Reputation: 238
I receive a JSON object like this:
{
"Question Communicating": "Natural language",
"interpretation_type": "recognition",
"output1": "test",
"Question Learning": "Reinforcement",
"output2": "test2",
"output3": "something"
}
My question is, is it possible to rename the key name: 'outputX'
to 'output'
.
I don't know how many times 'outputX'
will be in the JSON, but I need all the outputs renamed to 'output'
.
So it will end up like this:
{
"Question Communicating": "Natural language",
"interpretation_type": "recognition",
"output": "test",
"Question Learning": "Reinforcement",
"output": "test2",
"output": "something"
}
Upvotes: 2
Views: 596
Reputation: 530930
One possibility is to use a data structure that allows duplicate keys, such as webob.multidict.Multidict
.
import webob.multidict
import json
class MultiDictEncoder(json.JSONEncoder):
def default(self, o):
if isinstance(o, webob.multidict.MultiDict):
return o
else:
return super().default(o)
def encode(self, o):
if isinstance(o, webob.multidict.MultiDict):
# Just a proof of concept.
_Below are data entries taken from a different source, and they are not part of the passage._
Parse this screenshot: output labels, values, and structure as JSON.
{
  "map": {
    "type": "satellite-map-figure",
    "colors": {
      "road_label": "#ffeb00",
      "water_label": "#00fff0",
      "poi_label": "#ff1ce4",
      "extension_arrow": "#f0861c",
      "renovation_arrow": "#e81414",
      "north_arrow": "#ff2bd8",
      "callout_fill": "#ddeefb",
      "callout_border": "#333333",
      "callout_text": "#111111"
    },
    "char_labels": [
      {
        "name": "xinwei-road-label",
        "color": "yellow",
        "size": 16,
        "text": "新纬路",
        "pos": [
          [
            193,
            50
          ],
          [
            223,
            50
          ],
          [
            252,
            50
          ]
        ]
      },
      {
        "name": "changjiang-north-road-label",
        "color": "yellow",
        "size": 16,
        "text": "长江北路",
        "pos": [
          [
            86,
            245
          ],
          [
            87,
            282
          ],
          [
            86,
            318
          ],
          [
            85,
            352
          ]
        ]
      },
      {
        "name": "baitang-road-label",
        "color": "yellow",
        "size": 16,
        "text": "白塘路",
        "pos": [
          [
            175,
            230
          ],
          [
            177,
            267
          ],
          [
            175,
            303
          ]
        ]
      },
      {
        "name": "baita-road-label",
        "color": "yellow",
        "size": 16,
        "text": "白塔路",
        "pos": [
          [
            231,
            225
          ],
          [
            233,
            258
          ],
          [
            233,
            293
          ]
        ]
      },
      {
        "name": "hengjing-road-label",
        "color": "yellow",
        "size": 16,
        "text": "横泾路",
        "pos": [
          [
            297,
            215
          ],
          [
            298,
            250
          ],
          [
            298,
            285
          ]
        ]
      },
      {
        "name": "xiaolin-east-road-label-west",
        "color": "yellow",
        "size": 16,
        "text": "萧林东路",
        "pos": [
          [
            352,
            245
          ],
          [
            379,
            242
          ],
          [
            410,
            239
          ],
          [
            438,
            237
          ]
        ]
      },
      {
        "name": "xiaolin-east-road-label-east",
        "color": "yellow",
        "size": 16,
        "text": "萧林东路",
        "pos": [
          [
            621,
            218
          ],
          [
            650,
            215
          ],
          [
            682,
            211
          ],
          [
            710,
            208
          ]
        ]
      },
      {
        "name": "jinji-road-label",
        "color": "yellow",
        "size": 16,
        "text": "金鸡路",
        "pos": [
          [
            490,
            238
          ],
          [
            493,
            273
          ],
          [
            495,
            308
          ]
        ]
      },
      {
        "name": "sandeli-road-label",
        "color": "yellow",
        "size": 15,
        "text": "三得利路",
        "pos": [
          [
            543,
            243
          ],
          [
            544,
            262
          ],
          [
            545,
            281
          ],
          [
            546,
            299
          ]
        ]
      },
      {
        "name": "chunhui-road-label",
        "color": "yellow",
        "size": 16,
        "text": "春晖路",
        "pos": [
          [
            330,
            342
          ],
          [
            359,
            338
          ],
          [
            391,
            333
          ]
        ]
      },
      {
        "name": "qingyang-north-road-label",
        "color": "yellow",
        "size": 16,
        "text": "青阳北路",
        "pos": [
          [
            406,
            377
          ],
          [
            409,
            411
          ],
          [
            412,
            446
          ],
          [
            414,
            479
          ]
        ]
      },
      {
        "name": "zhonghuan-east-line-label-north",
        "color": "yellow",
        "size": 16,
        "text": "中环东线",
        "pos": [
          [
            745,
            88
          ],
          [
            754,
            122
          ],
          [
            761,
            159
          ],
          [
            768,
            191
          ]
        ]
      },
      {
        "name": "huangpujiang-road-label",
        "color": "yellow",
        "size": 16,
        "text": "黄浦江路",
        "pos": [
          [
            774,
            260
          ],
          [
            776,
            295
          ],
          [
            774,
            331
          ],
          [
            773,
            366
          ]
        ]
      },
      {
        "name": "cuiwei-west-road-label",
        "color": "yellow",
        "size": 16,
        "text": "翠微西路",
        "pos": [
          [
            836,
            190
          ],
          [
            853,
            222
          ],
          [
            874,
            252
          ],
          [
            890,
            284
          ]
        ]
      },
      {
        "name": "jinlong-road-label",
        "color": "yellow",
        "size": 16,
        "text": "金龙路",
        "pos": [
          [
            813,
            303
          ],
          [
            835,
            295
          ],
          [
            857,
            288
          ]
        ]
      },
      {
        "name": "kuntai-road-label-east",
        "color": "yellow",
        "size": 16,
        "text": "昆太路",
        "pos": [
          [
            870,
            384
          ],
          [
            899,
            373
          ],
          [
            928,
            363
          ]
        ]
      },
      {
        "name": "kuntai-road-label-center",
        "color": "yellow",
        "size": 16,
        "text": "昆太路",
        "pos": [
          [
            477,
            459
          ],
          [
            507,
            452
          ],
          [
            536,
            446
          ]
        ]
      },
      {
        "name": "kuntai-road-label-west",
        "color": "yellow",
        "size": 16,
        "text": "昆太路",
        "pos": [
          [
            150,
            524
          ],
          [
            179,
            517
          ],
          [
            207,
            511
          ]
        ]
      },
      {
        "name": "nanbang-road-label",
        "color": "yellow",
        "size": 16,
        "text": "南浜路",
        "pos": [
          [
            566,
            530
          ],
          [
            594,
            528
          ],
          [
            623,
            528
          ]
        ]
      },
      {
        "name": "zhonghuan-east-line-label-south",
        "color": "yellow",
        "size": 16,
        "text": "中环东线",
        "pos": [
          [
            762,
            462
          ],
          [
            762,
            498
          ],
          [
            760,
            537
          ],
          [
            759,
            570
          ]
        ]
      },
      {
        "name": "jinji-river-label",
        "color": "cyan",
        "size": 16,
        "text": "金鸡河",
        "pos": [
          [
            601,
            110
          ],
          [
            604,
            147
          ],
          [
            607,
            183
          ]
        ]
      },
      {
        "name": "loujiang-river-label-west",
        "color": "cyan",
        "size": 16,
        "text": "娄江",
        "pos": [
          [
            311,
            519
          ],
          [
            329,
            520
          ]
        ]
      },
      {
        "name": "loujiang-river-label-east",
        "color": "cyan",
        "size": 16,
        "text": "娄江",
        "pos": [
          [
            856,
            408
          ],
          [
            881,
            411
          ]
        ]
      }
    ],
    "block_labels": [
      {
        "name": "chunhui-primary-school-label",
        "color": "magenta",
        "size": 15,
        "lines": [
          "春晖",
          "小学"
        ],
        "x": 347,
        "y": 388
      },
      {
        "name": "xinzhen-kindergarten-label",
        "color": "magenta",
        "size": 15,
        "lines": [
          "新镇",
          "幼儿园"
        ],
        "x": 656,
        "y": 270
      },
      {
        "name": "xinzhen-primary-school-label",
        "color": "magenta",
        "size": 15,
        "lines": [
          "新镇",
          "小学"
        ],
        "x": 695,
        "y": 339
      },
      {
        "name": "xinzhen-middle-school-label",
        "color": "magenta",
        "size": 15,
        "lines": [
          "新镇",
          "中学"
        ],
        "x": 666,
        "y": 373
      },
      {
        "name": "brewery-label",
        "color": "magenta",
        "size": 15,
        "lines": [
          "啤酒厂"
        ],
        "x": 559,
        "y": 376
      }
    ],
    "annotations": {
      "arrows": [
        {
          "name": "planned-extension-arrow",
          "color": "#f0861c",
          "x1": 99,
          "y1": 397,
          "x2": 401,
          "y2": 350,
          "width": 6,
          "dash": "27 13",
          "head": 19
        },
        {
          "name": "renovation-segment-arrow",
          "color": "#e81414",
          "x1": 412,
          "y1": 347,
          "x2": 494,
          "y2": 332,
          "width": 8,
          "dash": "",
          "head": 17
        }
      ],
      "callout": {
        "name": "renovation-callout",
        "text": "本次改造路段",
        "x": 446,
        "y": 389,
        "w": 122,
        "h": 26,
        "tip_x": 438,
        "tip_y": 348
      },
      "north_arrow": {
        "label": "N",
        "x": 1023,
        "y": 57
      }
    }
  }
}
No attempt is made
# to properly encode keys for values.
return ('{'
+ ', '.join(f'"{k}": "{v}"' for k, v in o.items())
+ '}')
else:
return super().encode(o)
with open("tmp1.json") as f:
input_data = json.load(f)
output_data = webob.multidict.MultiDict()
for k, v in input_data.items():
if k.startswith("output"):
k = 'output'
output_data.add(k, v)
with open("tmp2.json", 'w') as f:
print(json.dumps(output_data, cls=MultiDictEncoder), file=f)
For some reason in testing this, using json.dump
produced an error involving circular references. I don't know if this is a problem with how I defined MultiDictEncoder.default
, but the resulting tmp2.json
does have duplicate output
keys.
Upvotes: 0
Reputation: 26315
Trying to use duplicate keys in a JSON object is not recommended. You can see the problems that arise when you serialize and deserialize duplicate keys, or try to force them into a dictionary. The duplicate keys are not retained.
>>> from json import dumps, loads
>>> json = '{"a": "x", "a": "y"}'
>>> loads(json)
{'a': 'y'}
>>> json = {'a': 'x', 'a': 'y'}
>>> dumps(json)
'{"a": "y"}'
>>> json = {'a': 'x', 'a': 'y'}
>>> json
{'a': 'y'}
Instead you could try grouping all keys that start with "output"
into a list ["test", "test2", "something"]
.
from json import dumps
d = {
"Question Communicating": "Natural language",
"interpretation_type": "recognition",
"output1": "test",
"Question Learning": "Reinforcement",
"output2": "test2",
"output3": "something"
}
result = {}
for k, v in d.items():
if k.startswith("output"):
result.setdefault("output", []).append(v)
else:
result[k] = v
print(dumps(result, indent=4))
Output JSON:
{
"Question Communicating": "Natural language",
"interpretation_type": "recognition",
"output": [
"test",
"test2",
"something"
],
"Question Learning": "Reinforcement"
}
Upvotes: 2